Si tratta di una situazione molto diversificata, che varia da una zona all’altra, ma che testimonia come l’agricoltura sia l’attività economica che più di tutte le altre vive quotidianamente le conseguenze dei cambiamenti climatici.
Alle difficoltà legate al clima si sommano quelle sul fronte del mercato dove le importazioni selvagge di riso straniero, aumentate del 10% nei primi sette mesi di quest’anno, fanno crollare i prezzi di quello italiano, con i produttori nazionali che si vedono pagare quasi la metà rispetto a pochi mesi fa. Le quotazioni all’origine per le varietà più note come il Carnaroli o l’Arborio, ad esempio, sono passate indicativamente da 1,-1,10 euro al chilo a 60-70 centesimi nell'attuale campagna.
Una situazione aggravata dal fatto che il 60% di tutto il riso importato in Italia gode di tariffe agevolate, con il 50% che arriva confezionato. Sono tra l’altro preoccupanti le ultime notizie sulla revisione del Regolamento sul Sistema delle Preferenze Generalizzate (SPG) che rischia di portare ad una clausola di salvaguardia che, seppur basata sull’automatismo, potrebbe rivelarsi totalmente inefficace per la tutela del riso europeo. Infatti, se applicata nelle modalità proposte, si attiverebbe solo al superamento di oltre 600mila tonnellate di riso base lavorato, una quantità assolutamente inaccettabile e inutile a difendere la filiera nazionale.
Un problema che pesa anche nell’accordo tra Ue e Mercosur dove si prevede l’ingresso in Europa di riso a dazio zero fino a 60 milioni di chili, che andrebbero a sommarsi alle quantità attuali, con il Brasile che è oggi il primo produttore extra-asiatico a livello mondiale. Nell’intesa col Mercosur mancano reciprocità e regole comuni poiché i coltivatori sudamericani usano fitofarmaci vietati in Europa, hanno manodopera a basso costo e controlli meno rigidi.
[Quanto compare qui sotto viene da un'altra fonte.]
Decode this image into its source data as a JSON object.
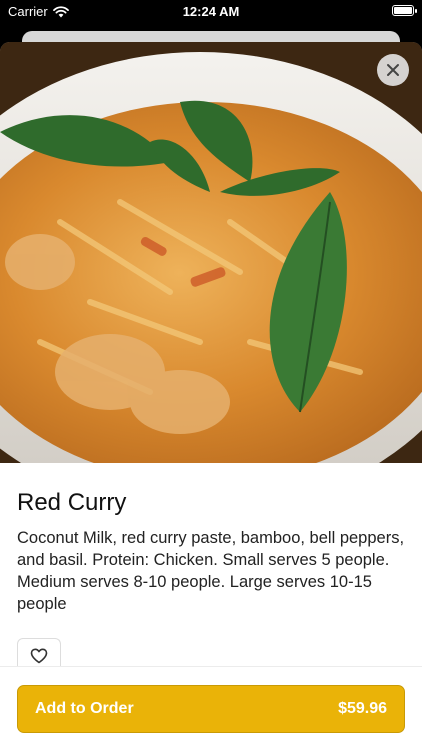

Alla concorrenza sleale del prodotto straniero si aggiungono le incognite legate ai costi di produzione con i prezzi dei principali mezzi tecnici, dai fertilizzanti all’energia, che hanno visto negli ultimi anni degli aumenti a doppia cifra, sulla scorta di guerre e tensioni internazionali, che li collocano ben al di sopra del periodo pre Covid e guerra in Ucraina.